October 2, 2013 By:InstantNewsWestu Staff

Local News

West U offers many services to its residents but one of the perks of living in the city is that every year the city gives away free trees and will even plant them for its residents.

The city is currently accepting applications until Nov. 1 for tree plantings from its Tree Trust. Residents who wish to apply can fill out out an application here.

The Tree Trust was established to ensure the regeneration and diversity of the city’s urban forest. The Tree Trust is funded by payments from residents and contractors who remove trees for construction purposes and cannot replace them due to space limitations.

The city offers several varieties of trees including Cedar Elm, Bald Cypress, Nuttal Oak, Bur Oak, Monterey Oak, White Oak, Live Oak, Drummond Red Maple, Savannah Holy (recommended under power lines), Texas Redbud (recommended under power lines), Lacebark Elm, Black Gum, Water Oak, Shumard Oak, Swamp Chestnut Oak, Mexican Sycamore, Loblolly Pine, Green Ash and Chinese Pistache (recommended under power lines).

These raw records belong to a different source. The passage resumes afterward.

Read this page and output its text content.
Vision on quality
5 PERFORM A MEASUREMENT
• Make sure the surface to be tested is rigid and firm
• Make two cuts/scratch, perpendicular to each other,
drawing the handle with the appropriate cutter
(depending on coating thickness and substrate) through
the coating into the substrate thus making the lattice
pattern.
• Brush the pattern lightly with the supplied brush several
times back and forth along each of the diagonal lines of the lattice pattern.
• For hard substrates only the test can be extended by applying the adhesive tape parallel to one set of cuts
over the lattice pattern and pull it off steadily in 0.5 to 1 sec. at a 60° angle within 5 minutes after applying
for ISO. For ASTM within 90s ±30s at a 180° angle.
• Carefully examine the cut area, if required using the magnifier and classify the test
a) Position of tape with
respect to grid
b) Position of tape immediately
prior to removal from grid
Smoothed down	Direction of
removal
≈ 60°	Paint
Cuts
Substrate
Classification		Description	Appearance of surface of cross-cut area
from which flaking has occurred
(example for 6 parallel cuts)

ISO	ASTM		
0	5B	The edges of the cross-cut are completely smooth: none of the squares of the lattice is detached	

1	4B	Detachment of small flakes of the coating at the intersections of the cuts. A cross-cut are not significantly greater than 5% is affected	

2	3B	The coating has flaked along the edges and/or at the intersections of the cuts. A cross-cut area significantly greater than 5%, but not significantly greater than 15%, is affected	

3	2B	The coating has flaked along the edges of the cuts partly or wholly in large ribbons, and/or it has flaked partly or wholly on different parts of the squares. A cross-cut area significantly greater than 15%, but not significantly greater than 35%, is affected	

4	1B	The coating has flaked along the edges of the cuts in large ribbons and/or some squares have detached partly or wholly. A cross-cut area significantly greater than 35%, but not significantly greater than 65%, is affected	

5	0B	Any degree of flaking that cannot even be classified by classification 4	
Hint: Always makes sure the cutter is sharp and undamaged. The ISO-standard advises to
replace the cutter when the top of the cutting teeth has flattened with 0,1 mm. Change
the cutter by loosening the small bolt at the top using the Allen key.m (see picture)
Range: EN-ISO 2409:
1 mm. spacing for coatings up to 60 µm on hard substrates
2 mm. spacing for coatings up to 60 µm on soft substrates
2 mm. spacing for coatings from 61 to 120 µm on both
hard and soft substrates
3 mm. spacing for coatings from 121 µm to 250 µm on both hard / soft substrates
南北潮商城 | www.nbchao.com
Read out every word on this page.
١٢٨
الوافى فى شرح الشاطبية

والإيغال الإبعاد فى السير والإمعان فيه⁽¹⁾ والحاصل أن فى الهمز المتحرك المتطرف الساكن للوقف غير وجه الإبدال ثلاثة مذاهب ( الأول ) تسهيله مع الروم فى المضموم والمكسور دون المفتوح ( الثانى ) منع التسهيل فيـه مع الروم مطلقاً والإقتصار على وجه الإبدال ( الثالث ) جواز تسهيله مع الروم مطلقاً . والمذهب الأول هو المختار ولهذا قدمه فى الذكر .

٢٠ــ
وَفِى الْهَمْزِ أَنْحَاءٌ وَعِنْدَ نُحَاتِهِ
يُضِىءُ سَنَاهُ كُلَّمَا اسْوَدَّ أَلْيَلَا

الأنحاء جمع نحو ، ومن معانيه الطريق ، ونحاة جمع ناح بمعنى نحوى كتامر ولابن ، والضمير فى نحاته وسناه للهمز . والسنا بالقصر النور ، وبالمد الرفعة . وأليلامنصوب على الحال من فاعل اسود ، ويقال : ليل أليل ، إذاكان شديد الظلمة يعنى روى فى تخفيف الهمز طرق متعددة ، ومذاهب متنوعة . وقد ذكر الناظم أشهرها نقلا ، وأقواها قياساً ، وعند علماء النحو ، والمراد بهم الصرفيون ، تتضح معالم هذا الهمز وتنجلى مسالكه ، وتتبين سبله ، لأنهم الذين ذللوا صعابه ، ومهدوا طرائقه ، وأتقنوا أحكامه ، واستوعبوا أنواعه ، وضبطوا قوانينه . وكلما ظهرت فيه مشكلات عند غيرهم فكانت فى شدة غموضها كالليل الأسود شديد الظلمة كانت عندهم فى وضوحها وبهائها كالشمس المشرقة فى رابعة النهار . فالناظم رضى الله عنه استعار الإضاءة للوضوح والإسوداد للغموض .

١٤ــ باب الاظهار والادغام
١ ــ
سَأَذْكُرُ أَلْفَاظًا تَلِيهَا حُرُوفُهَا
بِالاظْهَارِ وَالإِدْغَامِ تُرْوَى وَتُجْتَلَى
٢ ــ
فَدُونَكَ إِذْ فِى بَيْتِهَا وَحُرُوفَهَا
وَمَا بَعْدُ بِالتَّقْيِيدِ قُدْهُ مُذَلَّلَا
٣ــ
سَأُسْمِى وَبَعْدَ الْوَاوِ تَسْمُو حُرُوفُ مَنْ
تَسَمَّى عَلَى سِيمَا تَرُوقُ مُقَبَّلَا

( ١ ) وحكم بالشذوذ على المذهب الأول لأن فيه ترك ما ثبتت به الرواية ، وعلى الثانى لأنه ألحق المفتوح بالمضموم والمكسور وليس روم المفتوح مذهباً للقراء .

The city will plant, stake, mulch and fertilize the trees for residents in January. The city is not responsible for maintenance after planting.

Trees will only be planted in the Street Right of Way and residents are asked to consider available planting space when selecting the type of tree they request.

Tree species that mature into large trees will not be planted beneath the canopy of an existing healthy tree or overhead utility lines.  Residents are also asked to consider visibility triangles at street intersections and at street and driveway intersections.

Residents who have the required growth space and are approved will receive a 30 gallon tree at no cost.  Trees will be approximately 10 feet tall and 2” in caliper.

For more information, contact West U Forester Craig Koehl at 713-662-5313 or ckoehl@westu.org.

2 Responses to “Perks of West U: City Gives Residents Free Trees”

  1. Charlie Says:

    This might be a great opportunity to target residents with invasive trash trees like the Chinese Tallow to remove/replace with more acceptable local varieties. It is sad that even when older homes are cleared and new homes erected, these invasive trash trees are not required to removed from the local landscape.

  2. Robert Gartner Says:

    While this list is indeed impressive and I did not see the words Live Oak mentioned (wonderful!) I must ask where are the native Hawthorne species, Yaupon, the Deciduous Yaupon, the persimmon, The Mexican Plum, The Mulberry, and Pines that once occupied land now known as West University? Even the lowly American Elm feeds migrating American Goldfinches in the spring.